Una scelta di pregio

Progettati negli Stati Uniti per rispondere alla necessità di filtrare grandi quantità d’acqua contenente residui di disinfezione, i sistemi di filtraggio sono stati poi adattati all’acqua destinata al consumo umano ma, come dimostrato scientificamente dal Dipartimento di sanità pubblica e malattie infettive della Sapienza di Roma, non sono in grado di migliorarne la qualità, anzi la impoveriscono, privandola di micronutrienti essenziali, e la espongono al rischio di contaminazioni.

«Non sono pochi i ristoratori, anche di alta caratura, che considerano un plus offrire acqua trattata – per la quale è assolutamente vietato l’impiego della parola minerale – servita in caraffe lunghe e strette che ne rendono complessa la sterilizzazione e semplice l’operazione di rabbocco, con i conseguenti problemi di contaminazione. A volte, capita di vedere anche delle vere e proprie bottiglie contenti acqua trattata venir stappate di fronte al consumatore. In questo caso il ristoratore deve possedere la licenza di imbottigliamento, altrimenti si profila l’ipotesi di reato».

La virata green

Non sarà la ritrovata coscienza ecologista, la voglia di ridurre l’impatto sull’ambiente limitando la circolazione di plastica e vetro, oltre che dei mezzi pesanti destinati al loro trasporto, a spingere i ristoratori a optare per questi sistemi di trattamento dell’acqua? «È un discorso che non regge» tuona Fortuna. Tutti i principali produttori hanno ormai avviato l’imbottigliamento dell’acqua minerale in bottiglie di Pet riciclato (R-PET). La normativa iniziale consentiva l’uso fino al 50% del totale materiale utilizzato, ma ora il limite è stato elevato, portandolo al 100% e arrivando al bottle to bottle: ossia da una bottiglia post consumo se ne ricava un’altra con le stesse caratteristiche chimico-fisiche e di sicurezza.
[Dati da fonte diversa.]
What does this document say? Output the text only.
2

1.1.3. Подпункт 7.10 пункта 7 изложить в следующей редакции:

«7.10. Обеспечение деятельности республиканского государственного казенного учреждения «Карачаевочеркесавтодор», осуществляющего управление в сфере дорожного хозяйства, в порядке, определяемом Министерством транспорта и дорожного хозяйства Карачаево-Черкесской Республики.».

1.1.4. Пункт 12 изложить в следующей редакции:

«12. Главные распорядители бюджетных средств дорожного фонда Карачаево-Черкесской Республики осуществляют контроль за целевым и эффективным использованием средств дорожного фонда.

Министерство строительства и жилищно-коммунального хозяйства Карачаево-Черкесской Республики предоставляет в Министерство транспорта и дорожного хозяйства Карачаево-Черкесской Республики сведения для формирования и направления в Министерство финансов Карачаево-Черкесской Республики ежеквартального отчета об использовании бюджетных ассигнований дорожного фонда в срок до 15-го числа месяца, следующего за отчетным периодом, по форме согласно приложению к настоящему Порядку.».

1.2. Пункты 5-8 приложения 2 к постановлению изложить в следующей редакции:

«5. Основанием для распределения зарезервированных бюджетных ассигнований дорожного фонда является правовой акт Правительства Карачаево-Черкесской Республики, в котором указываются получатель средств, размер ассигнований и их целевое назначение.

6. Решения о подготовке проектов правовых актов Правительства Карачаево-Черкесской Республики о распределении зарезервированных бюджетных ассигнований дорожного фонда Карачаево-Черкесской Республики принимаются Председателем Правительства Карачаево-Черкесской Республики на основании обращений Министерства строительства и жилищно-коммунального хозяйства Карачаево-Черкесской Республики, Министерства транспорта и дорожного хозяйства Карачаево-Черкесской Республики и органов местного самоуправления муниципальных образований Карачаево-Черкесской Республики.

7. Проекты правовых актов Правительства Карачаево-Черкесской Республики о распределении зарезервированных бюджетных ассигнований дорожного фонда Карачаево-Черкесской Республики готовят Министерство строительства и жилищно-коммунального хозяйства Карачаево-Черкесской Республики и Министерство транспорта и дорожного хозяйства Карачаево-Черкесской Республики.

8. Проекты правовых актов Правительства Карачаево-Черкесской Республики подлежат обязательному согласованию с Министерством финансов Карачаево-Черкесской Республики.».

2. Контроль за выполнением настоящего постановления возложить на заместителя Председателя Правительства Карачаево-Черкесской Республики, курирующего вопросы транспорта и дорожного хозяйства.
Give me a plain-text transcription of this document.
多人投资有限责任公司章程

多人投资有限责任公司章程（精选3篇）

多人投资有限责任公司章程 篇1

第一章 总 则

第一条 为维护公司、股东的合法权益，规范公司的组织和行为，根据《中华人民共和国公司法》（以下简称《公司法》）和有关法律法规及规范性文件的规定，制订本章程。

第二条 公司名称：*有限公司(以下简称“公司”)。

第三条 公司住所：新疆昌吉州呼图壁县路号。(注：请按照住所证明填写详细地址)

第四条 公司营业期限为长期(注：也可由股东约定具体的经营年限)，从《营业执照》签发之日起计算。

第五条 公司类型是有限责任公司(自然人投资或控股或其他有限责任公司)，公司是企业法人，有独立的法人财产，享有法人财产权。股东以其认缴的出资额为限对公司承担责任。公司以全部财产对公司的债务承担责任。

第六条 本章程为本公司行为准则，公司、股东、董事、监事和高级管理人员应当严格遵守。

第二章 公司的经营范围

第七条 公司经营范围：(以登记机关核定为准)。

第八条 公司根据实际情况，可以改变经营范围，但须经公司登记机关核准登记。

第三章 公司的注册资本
«Inoltre - dice - sfruttando la tecnologia più avanzata, abbiamo ridotto il peso delle bottiglie, mediamente di circa il 40%, tanto che a fronte di un aumento delle vendite negli ultimi dieci anni di circa il 30%, la quantità di Pet immessa sul mercato è rimasta la stessa. Sempre per restare in tema di rispetto dell’ambiente, lavoriamo sulla tutela del parco sorgenti e sulla minimizzazione dei consumi di acqua ed energia nel processo produttivo. E poi se davvero volessimo parlare di sostenibilità dovremmo andare a guardare i disastrosi dati contenuti nel recente rapporto Ismea che parla, per il 2020, di un 42% di dispersioni degli acquedotti con punte che toccano anche il 75% e che comportano un’inammissibile perdita di acqua potabile».

Bonus (malus)

Ma allora perché esiste addirittura un bonus “acqua potabile” sotto forma di credito d’imposta del 50% sulle spese sostenute per l’acquisto e l’installazione di sistemi di filtraggio, mineralizzazione e raffreddamento e/a addizione di anidride carbonica? «Perché il tema è molto delicato e non noto nella sua interezza. Pochi, infatti, sanno che le acque minerali sono un esempio di economia circolare, oltre a rappresentare una filiera sostenibile. Senza parlare del fatto che ci sono dei gruppi di pressione che molto si spendono per influenzare in loro favore le decisioni del governo e del legislatore».